Прильните в ответ, обопритесь на руку… Поймайте влюбленного Липецка взгляд… И вместе пройдите к Петровскому спуску… Где вас просто смоет… любви водопад…
Проспекты, как ленты, а скверы, как банты… В подарочном свёртке прудов и аллей… Он дарит Причастным свои бриллианты! Пульсируя вечной любовью своей!..
(Sadovskij)
_________________________________________
Липецк в этот час был подобен акварели, написанной лёгкой кистью. Воздух, прохладный и прозрачный, звенел тишиной, а последние листья на кленах Нижнего парка отсвечивали золотом и багрянцем. По аллеям, усыпанным хрустящим ковром, неспешно прогуливались двое. Он — Гений, с высоким лбом и взглядом, устремленным куда-то вглубь времён и смыслов, закутанный в длинный плащ. Она — Нимфа, её ступни, казалось, лишь чуть касались земли, а в глазах плескалась озорная, живая речка.

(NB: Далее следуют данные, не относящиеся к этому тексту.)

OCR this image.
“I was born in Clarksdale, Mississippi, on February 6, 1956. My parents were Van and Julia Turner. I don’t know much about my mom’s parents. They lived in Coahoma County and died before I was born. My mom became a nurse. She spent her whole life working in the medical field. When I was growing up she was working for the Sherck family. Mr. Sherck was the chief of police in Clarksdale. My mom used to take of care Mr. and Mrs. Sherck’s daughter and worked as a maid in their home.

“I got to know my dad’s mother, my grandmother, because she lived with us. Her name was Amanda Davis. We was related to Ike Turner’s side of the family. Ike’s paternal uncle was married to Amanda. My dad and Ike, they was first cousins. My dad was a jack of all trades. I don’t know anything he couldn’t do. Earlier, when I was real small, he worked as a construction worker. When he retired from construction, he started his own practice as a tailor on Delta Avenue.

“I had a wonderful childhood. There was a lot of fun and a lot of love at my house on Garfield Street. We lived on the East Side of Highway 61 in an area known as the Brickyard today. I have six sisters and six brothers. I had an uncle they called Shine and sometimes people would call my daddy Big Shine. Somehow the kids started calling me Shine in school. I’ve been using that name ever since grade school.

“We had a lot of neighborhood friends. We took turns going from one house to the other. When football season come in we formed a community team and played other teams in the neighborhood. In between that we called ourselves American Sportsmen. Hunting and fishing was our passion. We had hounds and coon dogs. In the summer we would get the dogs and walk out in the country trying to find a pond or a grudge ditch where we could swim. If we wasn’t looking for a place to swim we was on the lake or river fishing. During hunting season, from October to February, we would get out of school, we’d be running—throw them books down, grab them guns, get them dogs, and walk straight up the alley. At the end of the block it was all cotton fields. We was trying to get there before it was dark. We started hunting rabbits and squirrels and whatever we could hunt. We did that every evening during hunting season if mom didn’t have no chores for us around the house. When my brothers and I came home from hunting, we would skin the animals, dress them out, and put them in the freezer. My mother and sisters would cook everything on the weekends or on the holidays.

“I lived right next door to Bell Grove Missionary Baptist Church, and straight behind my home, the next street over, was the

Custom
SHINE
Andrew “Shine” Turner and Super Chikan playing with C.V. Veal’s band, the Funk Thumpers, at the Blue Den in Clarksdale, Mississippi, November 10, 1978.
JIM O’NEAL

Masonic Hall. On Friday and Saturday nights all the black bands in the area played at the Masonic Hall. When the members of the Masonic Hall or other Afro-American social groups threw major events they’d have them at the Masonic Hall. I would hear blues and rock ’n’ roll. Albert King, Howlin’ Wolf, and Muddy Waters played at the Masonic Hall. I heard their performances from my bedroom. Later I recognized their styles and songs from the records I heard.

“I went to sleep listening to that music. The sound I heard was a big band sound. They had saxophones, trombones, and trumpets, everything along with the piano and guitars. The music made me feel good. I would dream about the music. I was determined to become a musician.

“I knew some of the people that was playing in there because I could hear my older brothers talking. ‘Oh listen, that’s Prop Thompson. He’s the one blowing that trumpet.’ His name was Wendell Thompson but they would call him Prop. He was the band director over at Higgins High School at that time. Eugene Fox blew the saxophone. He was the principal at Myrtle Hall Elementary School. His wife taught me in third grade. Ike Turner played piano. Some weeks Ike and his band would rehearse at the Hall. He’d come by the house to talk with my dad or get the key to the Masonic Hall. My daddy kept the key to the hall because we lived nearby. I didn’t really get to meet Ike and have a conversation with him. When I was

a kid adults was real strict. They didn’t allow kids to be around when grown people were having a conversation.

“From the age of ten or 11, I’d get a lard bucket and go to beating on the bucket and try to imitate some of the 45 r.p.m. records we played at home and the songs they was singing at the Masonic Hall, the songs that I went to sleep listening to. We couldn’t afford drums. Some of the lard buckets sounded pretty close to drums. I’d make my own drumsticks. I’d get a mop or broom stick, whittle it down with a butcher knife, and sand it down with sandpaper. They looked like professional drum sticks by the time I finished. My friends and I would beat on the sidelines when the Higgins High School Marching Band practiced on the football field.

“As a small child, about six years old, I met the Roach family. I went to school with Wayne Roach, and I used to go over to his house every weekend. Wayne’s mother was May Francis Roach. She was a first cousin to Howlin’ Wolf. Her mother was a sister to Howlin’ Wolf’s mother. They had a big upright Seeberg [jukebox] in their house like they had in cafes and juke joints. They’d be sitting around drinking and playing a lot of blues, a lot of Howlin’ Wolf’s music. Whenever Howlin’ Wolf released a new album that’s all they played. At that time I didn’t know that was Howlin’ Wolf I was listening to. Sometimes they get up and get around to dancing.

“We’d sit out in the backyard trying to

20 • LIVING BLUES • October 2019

Их союз был странен, но гармоничен. Гений искал вечные истины, Нимфа находила радость в мгновении. Сегодня предметом их спора стал город, раскинувшийся вокруг.
Они вышли на смотровую площадку у Петровского спуска. Внизу, под крутым склоном, неспешно катила свои воды река Воронеж, а на противоположном берегу дымили трубы завода, создавая причудливый контраст природного и рукотворного. — Нет, ты посмотри на эту дымку, — начал Гений, опираясь на парапет. — Осенний вечер… Он идеален для мысли. Воздух густеет, краски приобретают глубину. Летний зной — он слишком будничен, слишком приземлён. А вот эта прохлада, это увядание… Оно будит в душе струны, которые летом спят. Лучшего времени для прогулки и вдохновения не сыскать.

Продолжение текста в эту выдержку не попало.